A narcissistic Italian wrestler with the ability to generate a forcefield to protect him from any harm. He was greedy and wanted to join the Brotherhood of Mutants for power and money. He proved to be unbeatable until Beast constructed a machine that interfered with the intensity of his forcefield and the ability to turn it on and off, nearly starving him. He continued to be a minor recurring villain that kept on having trouble controlling his power, occasionally leaving him unable to touch anything or anyone.

  • Barrier Warrior
  • Blessed with Suck: As his powers advanced, they gradually became more of a hindrance, until finally he suffocated because his forcefield had become strong enough to repel even oxygen.
    • There was one issue in the comics where Unus found himself facing a shapeshifter with the power to become various monsters. Unable to actually hurt Unus, the shapeshifter got him out of the way by swallowing him whole. And then threw him up a couple of pages later because his forcefield was too painful to keep down.
  • Fauxreigner: For some undisclosed reason, in his early appearances he pretended to be a German man named Gunther Bain.
  • Heterosexual Life-Partners: With the Blob.
  • Hoist by His Own Petard
  • Power Incontinence: More than once.
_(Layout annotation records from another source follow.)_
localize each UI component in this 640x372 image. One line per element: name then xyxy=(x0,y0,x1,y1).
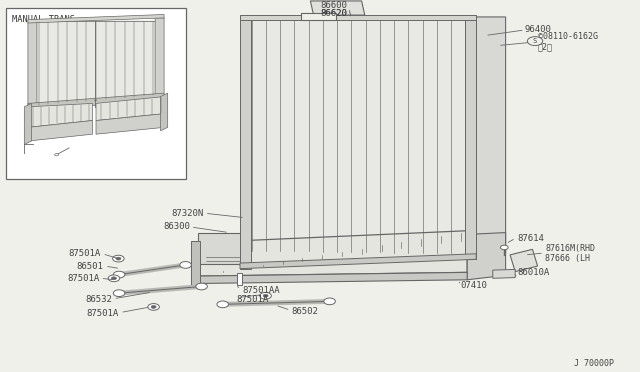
Circle shape xyxy=(324,298,335,305)
Circle shape xyxy=(113,290,125,296)
Text: 86620: 86620 xyxy=(321,9,348,19)
Polygon shape xyxy=(198,231,467,276)
Text: 07410: 07410 xyxy=(461,281,488,290)
Polygon shape xyxy=(467,232,506,280)
Polygon shape xyxy=(310,1,365,15)
Text: J 70000P: J 70000P xyxy=(575,359,614,368)
Polygon shape xyxy=(246,17,470,266)
Polygon shape xyxy=(28,103,92,127)
Text: 87501A: 87501A xyxy=(67,274,99,283)
Polygon shape xyxy=(198,232,246,264)
Circle shape xyxy=(113,255,124,262)
Text: 87501AA: 87501AA xyxy=(242,286,280,295)
Text: ©08110-6162G
（2）: ©08110-6162G （2） xyxy=(538,32,598,52)
Polygon shape xyxy=(240,16,251,269)
Circle shape xyxy=(111,277,116,280)
Polygon shape xyxy=(240,254,476,269)
Circle shape xyxy=(217,301,228,308)
FancyBboxPatch shape xyxy=(301,13,336,20)
Circle shape xyxy=(196,283,207,290)
Polygon shape xyxy=(237,273,242,285)
Polygon shape xyxy=(28,93,164,110)
Text: 96400: 96400 xyxy=(525,25,552,35)
Circle shape xyxy=(180,262,191,268)
Text: 86501: 86501 xyxy=(77,262,104,270)
Text: 86600: 86600 xyxy=(321,1,348,10)
Circle shape xyxy=(500,245,508,250)
Polygon shape xyxy=(24,103,31,144)
Polygon shape xyxy=(191,241,200,286)
Text: 86620: 86620 xyxy=(321,9,348,19)
Circle shape xyxy=(116,257,121,260)
Text: 87614: 87614 xyxy=(517,234,544,243)
Text: 86300: 86300 xyxy=(163,222,190,231)
Circle shape xyxy=(263,294,268,297)
Circle shape xyxy=(108,275,120,282)
Polygon shape xyxy=(465,16,476,259)
Text: MANUAL TRANS: MANUAL TRANS xyxy=(12,15,74,24)
Polygon shape xyxy=(198,272,467,283)
Circle shape xyxy=(151,305,156,308)
Text: 87616M(RHD
87666 (LH: 87616M(RHD 87666 (LH xyxy=(545,244,595,263)
Polygon shape xyxy=(28,121,92,141)
Circle shape xyxy=(148,304,159,310)
Polygon shape xyxy=(155,18,164,98)
Polygon shape xyxy=(470,17,506,259)
FancyBboxPatch shape xyxy=(6,8,186,179)
Circle shape xyxy=(113,271,125,278)
Text: 87501A: 87501A xyxy=(69,249,101,258)
Polygon shape xyxy=(240,15,476,20)
Polygon shape xyxy=(96,97,164,121)
Text: 87320N: 87320N xyxy=(172,209,204,218)
Circle shape xyxy=(260,292,271,299)
Text: S: S xyxy=(533,38,537,44)
Text: 86532: 86532 xyxy=(85,295,112,304)
Polygon shape xyxy=(510,249,538,272)
Text: 87501A: 87501A xyxy=(237,295,269,304)
Polygon shape xyxy=(493,269,515,278)
Text: 86502: 86502 xyxy=(291,307,318,316)
Text: 86010A: 86010A xyxy=(517,268,549,277)
Polygon shape xyxy=(161,93,168,131)
Polygon shape xyxy=(96,114,164,134)
Circle shape xyxy=(54,154,58,156)
Circle shape xyxy=(527,36,543,45)
Polygon shape xyxy=(33,21,159,107)
Polygon shape xyxy=(28,21,37,110)
Polygon shape xyxy=(28,15,164,23)
Text: 87501A: 87501A xyxy=(86,309,118,318)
This even led to his death, when he tried to undo his M-Day power loss with the Terrigen Mists that empower the Inhumans. He got his power back... but he suffocated when he repelled even oxygen and couldn't turn it off.
  • Smug Snake

     Vulcan (Gabriel Summers) 
A prisoner of Shi'ar experiments concealed on Earth, the experience awakened him to a Omega level mutant, but also drove him mad and filled him with an urge to devastate the Shi'ar, an urge he happily set about fulfilling once he realised how powerful he was. Ironically, he ended up becoming their ruler, even falling in love with the exiled Shi'ar princess, Deathbird, herself an outcast for being a mutant.

     X-Cutioner (Carl Denti) 

  • Cowboy Cop
  • Fantastic Racism: Played with, as Denti himself does not hate mutants in general but recognizes how dangerous some of them are and is all too willng to work outside the law to deal with them. This naturally motivates him into becoming a...
  • Vigilante Man


Debut: X-Men: Kingbreaker #2

Oracle: ... Some kind of symbiote, we had never encountered anything like it. D'Ken wanted it studied, but after he died, it just remained locked away. My Lord... it is a monstrosity. It feeds on people. It consumes their brains...
Emperor Vulcan: Then if it wants a fresh meal, it will do as I tell it. What else?